Keep on keeping on

Megan Thorne, Staff Writer

Megan Thorne

The sun streamed through the blinds into the hallway as my father hugged me, tears streaming out of our eyes.

That morning we were told my mom had to go to an oncologist for precancerous cells in her uterus. The same morning my dad had to have an EKG and heart tests due to high blood pressure and to make sure there were no underlying heart issues.

That day I thought I was losing both my parents.

“I’m not ready to lose your mom,” my dad said.

And I replied with tears streaming down my face, “I don’t want to lose either of you.”

About a month later, my mom went into surgery to have a total hysterectomy and was diagnosed with stage 4 endometriosis.

That day I thought the cancer scare was over. But it wasn’t.

My dad called me into the bedroom three days later and sat me down.

I knew what was coming at that point, but I didn’t want to believe it. I knew he had been going to doctor’s appointments, and as I tried to shove the thoughts of cancer out of my head he looked at me and said, “I have cancer.”

The words were like knives into my heart, I felt like I was trying to cry, but I couldn’t breathe.

The doctor told him it was a small renal cell carcinoma, barely the size of a pea on his kidney. They could get it out by freezing it through a non-invasive procedure.

That day it didn’t matter the size of the tumor or the fact that it was a non-invasive procedure, all I could think about was that one word. Cancer.

The next day my dad took me to KFC for lunch. He explained that he was going to be okay and it’s something we just have to get through.

“It’s times like this when your only option is to be okay,” he said. “You have to be strong because quitting isn’t an option.”

About two months later my dad had his surgery and is now cancer free.

I admire my parents.

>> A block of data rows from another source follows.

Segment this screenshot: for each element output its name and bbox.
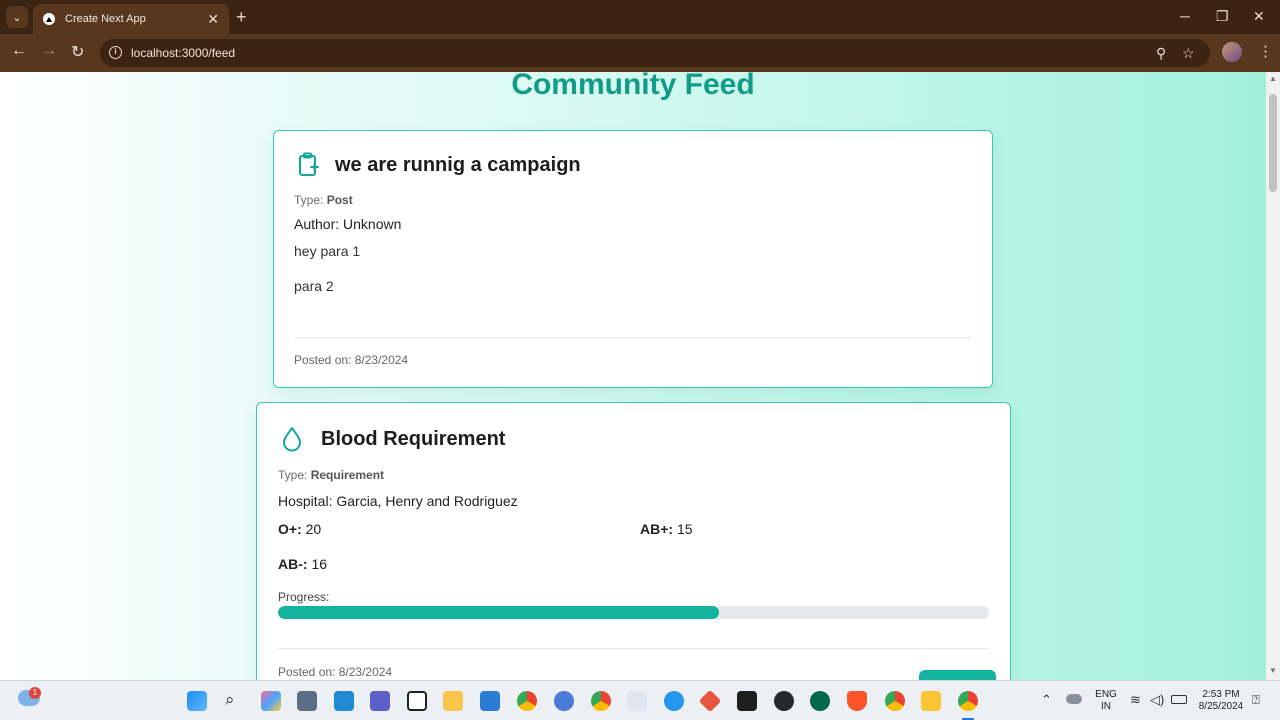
location-pin-icon[interactable]: ⚲ <box>1156 45 1166 62</box>
vscode-icon[interactable] <box>334 691 354 711</box>
card-divider <box>278 648 989 649</box>
tab-search-button[interactable]: ⌄ <box>6 6 28 28</box>
notification-badge: 1 <box>29 687 41 699</box>
windows-taskbar: 1 ⌕ ⌃ ENG IN ≋ ◁) 2:53 PM 8/25/2024 ⍰ <box>0 680 1280 720</box>
blood-group-item: AB+: 15 <box>640 521 693 537</box>
chrome-icon[interactable] <box>591 691 611 711</box>
tab-close-icon[interactable]: ✕ <box>207 11 219 28</box>
droplet-icon <box>281 426 303 452</box>
chrome-icon[interactable] <box>517 691 537 711</box>
chevron-up-icon[interactable]: ⌃ <box>1041 692 1052 708</box>
post-title: we are runnig a campaign <box>335 153 581 176</box>
reload-icon[interactable]: ↻ <box>71 42 84 62</box>
copilot-icon[interactable] <box>261 691 281 711</box>
new-tab-button[interactable]: + <box>236 7 247 28</box>
clock-date: 8/25/2024 <box>1198 701 1244 712</box>
post-type: Type: Post <box>294 193 353 207</box>
region-code: IN <box>1101 701 1111 712</box>
blood-group-units: 15 <box>676 521 693 537</box>
language-code: ENG <box>1095 689 1117 700</box>
document-icon[interactable] <box>627 691 647 711</box>
forward-arrow-icon[interactable]: → <box>41 42 57 60</box>
hospital-name: Hospital: Garcia, Henry and Rodriguez <box>278 493 518 509</box>
battery-icon[interactable] <box>1171 695 1187 704</box>
github-icon[interactable] <box>774 691 794 711</box>
page-viewport: Community Feed we are runnig a campaign … <box>0 72 1266 680</box>
maximize-button[interactable]: ❐ <box>1216 8 1229 25</box>
wifi-icon[interactable]: ≋ <box>1130 692 1141 708</box>
nextjs-favicon-icon <box>43 13 55 25</box>
feed-card-requirement: Blood Requirement Type: Requirement Hosp… <box>256 402 1011 680</box>
address-bar[interactable]: i localhost:3000/feed ⚲ ☆ <box>100 39 1210 67</box>
posted-date: Posted on: 8/23/2024 <box>278 665 393 679</box>
post-paragraph: para 2 <box>294 278 334 294</box>
minimize-button[interactable]: ─ <box>1180 8 1190 24</box>
requirement-title: Blood Requirement <box>321 427 506 450</box>
close-window-button[interactable]: ✕ <box>1253 8 1265 25</box>
url-text[interactable]: localhost:3000/feed <box>131 46 235 60</box>
scroll-down-arrow-icon[interactable]: ▼ <box>1269 666 1277 675</box>
mongodb-compass-icon[interactable] <box>810 691 830 711</box>
requirement-type: Type: Requirement <box>278 468 385 482</box>
search-icon[interactable]: ⌕ <box>225 690 235 710</box>
post-paragraph: hey para 1 <box>294 243 361 259</box>
profile-avatar[interactable] <box>1222 42 1242 62</box>
windows-start-icon[interactable] <box>187 691 207 711</box>
onedrive-cloud-icon[interactable] <box>1066 694 1082 704</box>
progress-label: Progress: <box>278 590 330 604</box>
card-action-button[interactable] <box>919 670 996 680</box>
docker-icon[interactable] <box>664 691 684 711</box>
volume-icon[interactable]: ◁) <box>1150 692 1164 708</box>
language-indicator[interactable]: ENG IN <box>1092 689 1120 713</box>
page-scrollbar[interactable]: ▲ ▼ <box>1266 72 1280 680</box>
browser-menu-icon[interactable]: ⋮ <box>1258 42 1273 60</box>
browser-toolbar: ← → ↻ i localhost:3000/feed ⚲ ☆ ⋮ <box>0 34 1280 72</box>
requirement-type-value: Requirement <box>310 468 385 482</box>
blood-group-item: AB-: 16 <box>278 556 327 572</box>
progress-bar-fill <box>278 606 719 619</box>
clipboard-icon <box>297 152 321 178</box>
blood-group-label: AB+: <box>640 521 674 537</box>
todo-check-icon[interactable] <box>480 691 500 711</box>
clock[interactable]: 2:53 PM 8/25/2024 <box>1193 689 1249 713</box>
blood-group-item: O+: 20 <box>278 521 321 537</box>
terminal-icon[interactable] <box>737 691 757 711</box>
post-author: Author: Unknown <box>294 216 402 232</box>
chrome-profile-icon[interactable] <box>554 691 574 711</box>
notifications-bell-icon[interactable]: ⍰ <box>1252 692 1260 708</box>
page-title: Community Feed <box>511 72 755 101</box>
file-explorer-icon[interactable] <box>443 691 463 711</box>
progress-bar <box>278 606 989 619</box>
brave-icon[interactable] <box>847 691 867 711</box>
blood-group-units: 20 <box>305 521 322 537</box>
git-icon[interactable] <box>698 689 722 713</box>
chrome-active-icon[interactable] <box>958 691 978 711</box>
calculator-icon[interactable] <box>297 691 317 711</box>
notion-icon[interactable] <box>407 691 427 711</box>
chrome-icon[interactable] <box>885 691 905 711</box>
browser-tab-bar: ⌄ Create Next App ✕ + ─ ❐ ✕ <box>0 0 1280 34</box>
scroll-up-arrow-icon[interactable]: ▲ <box>1269 74 1277 83</box>
site-info-icon[interactable]: i <box>109 46 122 59</box>
card-divider <box>294 337 972 338</box>
feed-card-post: we are runnig a campaign Type: Post Auth… <box>273 130 993 388</box>
back-arrow-icon[interactable]: ← <box>11 42 27 60</box>
scrollbar-thumb[interactable] <box>1269 94 1277 192</box>
teams-icon[interactable] <box>370 691 390 711</box>
browser-tab[interactable]: Create Next App ✕ <box>33 4 229 34</box>
bookmark-star-icon[interactable]: ☆ <box>1182 45 1195 62</box>
posted-date: Posted on: 8/23/2024 <box>294 353 409 367</box>
post-type-value: Post <box>326 193 353 207</box>
blood-group-label: O+: <box>278 521 302 537</box>
keep-notes-icon[interactable] <box>921 691 941 711</box>
blood-group-units: 16 <box>311 556 328 572</box>
clock-time: 2:53 PM <box>1202 689 1240 700</box>
tab-title: Create Next App <box>65 13 146 25</box>
blood-group-label: AB-: <box>278 556 308 572</box>
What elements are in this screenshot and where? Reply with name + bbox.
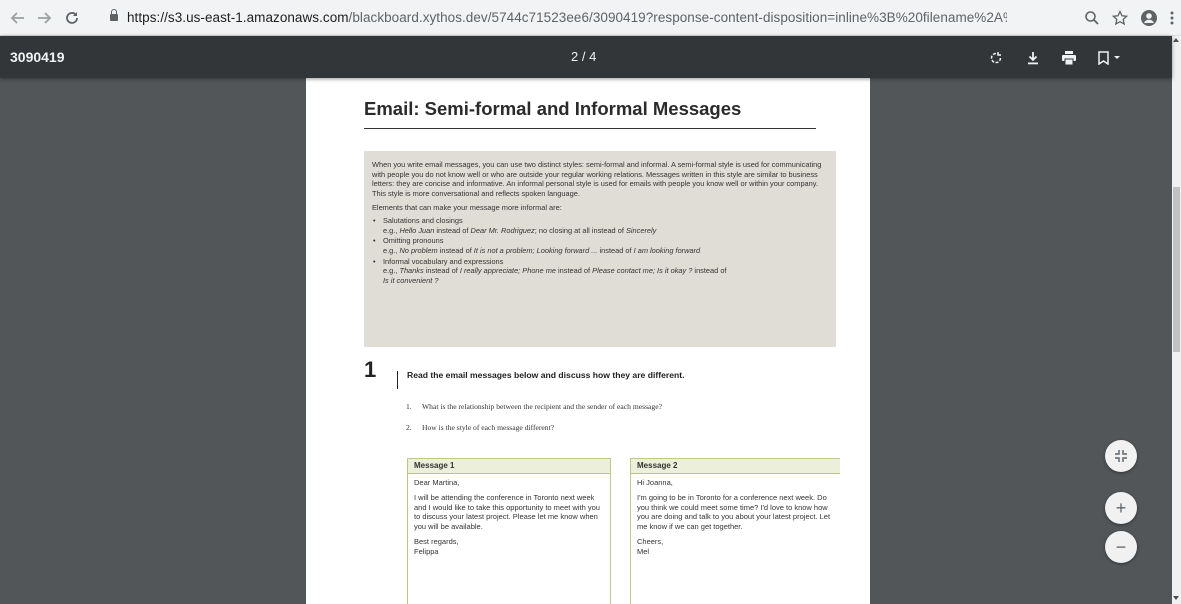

I admire their strength and their ability to cope. And from that moment on I wanted to do the same.

There are certain things in our lives we simply have no control over, and being sad isn’t going to fix it. It’s not going to take the cancer away, pay the medical bills or help anyone.

Cancer isn’t something you can prepare yourself for, and you never expect to have your family become a part of that statistic.

However, sometimes when things like this happen it changes your perspective on life completely. Suddenly stupid little things don’t seem as important as they once were.

Having to tell a friend that you can’t go somewhere because you have a paper, worrying if somebody likes you or not and petty arguments are all measly, temporary little things that we give unnecessary energy to.

Don’t wait for something traumatic to happen in your life before you start appreciating what life has to offer. Because you never know when that might be stripped away from you.